Album opener “I’m in Your Mind” punches immediately into a vintage Deep Purple chug with the band’s two drummers hammering out a propulsive beat as singer Stu Mackenzie delivers a few lines of words that rhyme. Besides the titular refrain, it can be hard to tell what exactly he’s saying, but his warm, high-pitched yelp sounds like Rush’s Geddy Lee placing a call on a child’s tin can telephone.
The track explodes into a howling freakout of wah-wah guitar and feedback screeches that flow seamlessly into the next song, “I’m Not in Your Mind,” which in turn morphs unannounced into its successor, “Cellophane.” The first 12 minutes of the record are basically dedicated to variations of this propulsive jam. If you love Hawkwind and/or Jethro Tull, go ahead and strap in for the whole ride. Otherwise, the first four to six minutes will give you the picture.

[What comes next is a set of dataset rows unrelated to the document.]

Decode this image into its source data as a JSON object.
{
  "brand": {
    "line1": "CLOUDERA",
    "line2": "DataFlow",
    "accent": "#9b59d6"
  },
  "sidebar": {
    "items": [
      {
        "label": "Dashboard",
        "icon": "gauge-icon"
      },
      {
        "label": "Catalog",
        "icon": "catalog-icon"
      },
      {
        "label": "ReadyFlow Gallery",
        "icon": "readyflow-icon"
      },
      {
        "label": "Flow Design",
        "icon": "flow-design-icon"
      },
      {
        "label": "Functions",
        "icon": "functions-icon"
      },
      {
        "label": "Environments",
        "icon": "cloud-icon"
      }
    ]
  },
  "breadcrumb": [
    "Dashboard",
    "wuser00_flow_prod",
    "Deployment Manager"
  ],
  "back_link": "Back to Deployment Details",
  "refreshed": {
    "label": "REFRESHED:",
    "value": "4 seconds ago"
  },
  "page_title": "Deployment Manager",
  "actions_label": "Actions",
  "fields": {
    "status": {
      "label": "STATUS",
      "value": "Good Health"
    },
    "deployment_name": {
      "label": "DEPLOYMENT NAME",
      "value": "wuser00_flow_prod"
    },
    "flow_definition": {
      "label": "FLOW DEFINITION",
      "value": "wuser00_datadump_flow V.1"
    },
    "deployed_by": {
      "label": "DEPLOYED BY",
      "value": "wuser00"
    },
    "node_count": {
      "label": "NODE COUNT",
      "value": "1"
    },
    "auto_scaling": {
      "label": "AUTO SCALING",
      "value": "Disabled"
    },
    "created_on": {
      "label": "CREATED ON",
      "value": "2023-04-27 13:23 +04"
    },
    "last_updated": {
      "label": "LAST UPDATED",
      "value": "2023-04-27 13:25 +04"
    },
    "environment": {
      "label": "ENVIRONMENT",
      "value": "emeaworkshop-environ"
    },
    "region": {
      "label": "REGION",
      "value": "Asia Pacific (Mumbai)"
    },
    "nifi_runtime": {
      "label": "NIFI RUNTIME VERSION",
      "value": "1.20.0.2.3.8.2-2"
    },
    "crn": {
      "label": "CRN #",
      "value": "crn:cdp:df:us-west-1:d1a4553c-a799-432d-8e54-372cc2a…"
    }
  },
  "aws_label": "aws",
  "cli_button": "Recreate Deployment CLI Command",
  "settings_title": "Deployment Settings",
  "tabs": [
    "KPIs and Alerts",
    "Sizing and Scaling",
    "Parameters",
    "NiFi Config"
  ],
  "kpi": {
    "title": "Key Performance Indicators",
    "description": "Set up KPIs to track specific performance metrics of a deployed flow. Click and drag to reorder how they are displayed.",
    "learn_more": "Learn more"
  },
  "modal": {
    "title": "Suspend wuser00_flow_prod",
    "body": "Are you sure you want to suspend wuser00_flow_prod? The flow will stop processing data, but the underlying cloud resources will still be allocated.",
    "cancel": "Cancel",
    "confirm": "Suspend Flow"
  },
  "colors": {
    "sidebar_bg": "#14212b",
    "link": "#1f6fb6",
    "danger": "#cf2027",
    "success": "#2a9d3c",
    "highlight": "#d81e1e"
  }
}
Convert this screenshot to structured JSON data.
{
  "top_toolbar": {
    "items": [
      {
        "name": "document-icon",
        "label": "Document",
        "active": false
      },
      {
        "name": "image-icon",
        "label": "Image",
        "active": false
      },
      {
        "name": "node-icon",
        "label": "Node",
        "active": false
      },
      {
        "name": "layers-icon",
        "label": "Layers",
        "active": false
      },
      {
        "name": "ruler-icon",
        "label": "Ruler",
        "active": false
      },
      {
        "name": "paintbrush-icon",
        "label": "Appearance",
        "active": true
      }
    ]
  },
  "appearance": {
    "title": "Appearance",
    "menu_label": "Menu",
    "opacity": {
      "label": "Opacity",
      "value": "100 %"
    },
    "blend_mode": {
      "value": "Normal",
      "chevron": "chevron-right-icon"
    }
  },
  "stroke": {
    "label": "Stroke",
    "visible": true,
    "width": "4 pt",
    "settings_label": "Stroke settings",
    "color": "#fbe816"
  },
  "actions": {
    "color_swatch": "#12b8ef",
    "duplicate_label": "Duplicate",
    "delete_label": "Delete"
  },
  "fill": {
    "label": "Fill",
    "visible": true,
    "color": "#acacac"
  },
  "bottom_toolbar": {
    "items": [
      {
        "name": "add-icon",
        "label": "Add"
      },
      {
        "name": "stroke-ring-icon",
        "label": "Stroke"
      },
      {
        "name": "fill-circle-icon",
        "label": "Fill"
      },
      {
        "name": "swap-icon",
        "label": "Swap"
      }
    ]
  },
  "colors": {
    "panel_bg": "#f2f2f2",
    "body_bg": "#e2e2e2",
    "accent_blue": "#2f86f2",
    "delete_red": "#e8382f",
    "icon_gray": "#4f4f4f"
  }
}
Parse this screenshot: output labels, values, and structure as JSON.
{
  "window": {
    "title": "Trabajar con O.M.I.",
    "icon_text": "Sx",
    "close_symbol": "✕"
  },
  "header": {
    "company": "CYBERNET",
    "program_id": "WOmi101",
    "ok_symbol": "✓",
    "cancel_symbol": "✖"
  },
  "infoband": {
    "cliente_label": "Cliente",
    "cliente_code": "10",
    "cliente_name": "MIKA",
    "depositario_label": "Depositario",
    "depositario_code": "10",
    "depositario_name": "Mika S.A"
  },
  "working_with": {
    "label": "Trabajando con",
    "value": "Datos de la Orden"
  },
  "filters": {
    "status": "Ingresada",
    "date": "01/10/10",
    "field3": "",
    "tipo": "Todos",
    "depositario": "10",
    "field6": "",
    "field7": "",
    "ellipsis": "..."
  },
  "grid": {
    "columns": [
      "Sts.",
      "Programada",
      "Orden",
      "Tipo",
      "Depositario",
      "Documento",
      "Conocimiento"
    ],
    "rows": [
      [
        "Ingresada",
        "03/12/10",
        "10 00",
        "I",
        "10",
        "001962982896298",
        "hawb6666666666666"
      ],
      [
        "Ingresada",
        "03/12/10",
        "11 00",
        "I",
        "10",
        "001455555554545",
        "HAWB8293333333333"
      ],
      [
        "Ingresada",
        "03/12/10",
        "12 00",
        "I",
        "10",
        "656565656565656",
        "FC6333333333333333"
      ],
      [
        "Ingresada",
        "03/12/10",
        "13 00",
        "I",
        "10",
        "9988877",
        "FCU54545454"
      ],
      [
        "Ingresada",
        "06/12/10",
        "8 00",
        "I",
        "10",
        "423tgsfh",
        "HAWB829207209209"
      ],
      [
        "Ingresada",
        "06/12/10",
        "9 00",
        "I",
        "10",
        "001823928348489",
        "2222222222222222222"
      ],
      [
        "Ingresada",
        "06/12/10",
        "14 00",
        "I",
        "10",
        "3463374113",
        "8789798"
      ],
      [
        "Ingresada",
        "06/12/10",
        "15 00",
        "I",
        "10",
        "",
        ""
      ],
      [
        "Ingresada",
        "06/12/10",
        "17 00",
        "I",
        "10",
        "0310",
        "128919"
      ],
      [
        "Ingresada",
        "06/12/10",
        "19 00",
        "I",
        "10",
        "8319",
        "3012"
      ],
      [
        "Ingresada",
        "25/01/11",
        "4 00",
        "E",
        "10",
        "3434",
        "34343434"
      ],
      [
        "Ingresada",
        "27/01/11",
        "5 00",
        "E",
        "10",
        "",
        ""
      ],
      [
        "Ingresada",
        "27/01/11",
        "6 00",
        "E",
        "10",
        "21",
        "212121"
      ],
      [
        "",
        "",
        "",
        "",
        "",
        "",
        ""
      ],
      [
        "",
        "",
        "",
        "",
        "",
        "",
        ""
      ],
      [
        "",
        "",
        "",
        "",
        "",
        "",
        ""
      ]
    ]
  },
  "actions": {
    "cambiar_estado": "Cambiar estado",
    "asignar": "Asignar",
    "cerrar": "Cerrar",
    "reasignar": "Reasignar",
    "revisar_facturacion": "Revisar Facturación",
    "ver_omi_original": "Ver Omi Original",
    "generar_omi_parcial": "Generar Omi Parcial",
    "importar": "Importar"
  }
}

“Empty” opens with a pulsing, Talking Heads-esque bass throb, and Mackenzie’s unfiltered vocals make the Geddy Lee comparison even more compelling than before. The song heaves itself into a swampy cut-time groove as a flute and a synthesizer emerge from the mix for a duet that is at once pastoral and jumpy. Think Gary Numan performing live in Hobbiton.
“Am I in Heaven?” starts off amidst the meditative harmonies of a chorus’s gentle chant before launching into another vector of a spaced-out solo. Another mellow interlude of classical guitar intervenes for a few seconds before once again ceding center stage to a chug-a-lug of intertwined harmonica and guitar. Later a swirl of synthesizer whooshes and hums.
The elastic bass grooves on “Slow Jam 1” and “Satan Speeds Up” burble along smoothly with more flute and the occasional guitar glissando providing periodic punctuation. On the latter, Mackenzie adopts a soulful falsetto that he totes along into the album’s final track, “Her and I (Slow Jam 2).”
The band saved the best song for last. Another slow, swampy groove sidles around light, clean drumming, creating pockets of comfortable space for simple, lovey-dovey lyrics and trebly wah-wah guitar. The song stretches to right under nine minutes, but here the guitar excursions are more subtle and concise, never turning into the rudderless meanders that dragged down previous tracks on the album. The song is a tasteful collision of adventure and convention, with just enough “Star Trek” sound effects to keep a Lizard Wizard satisfied.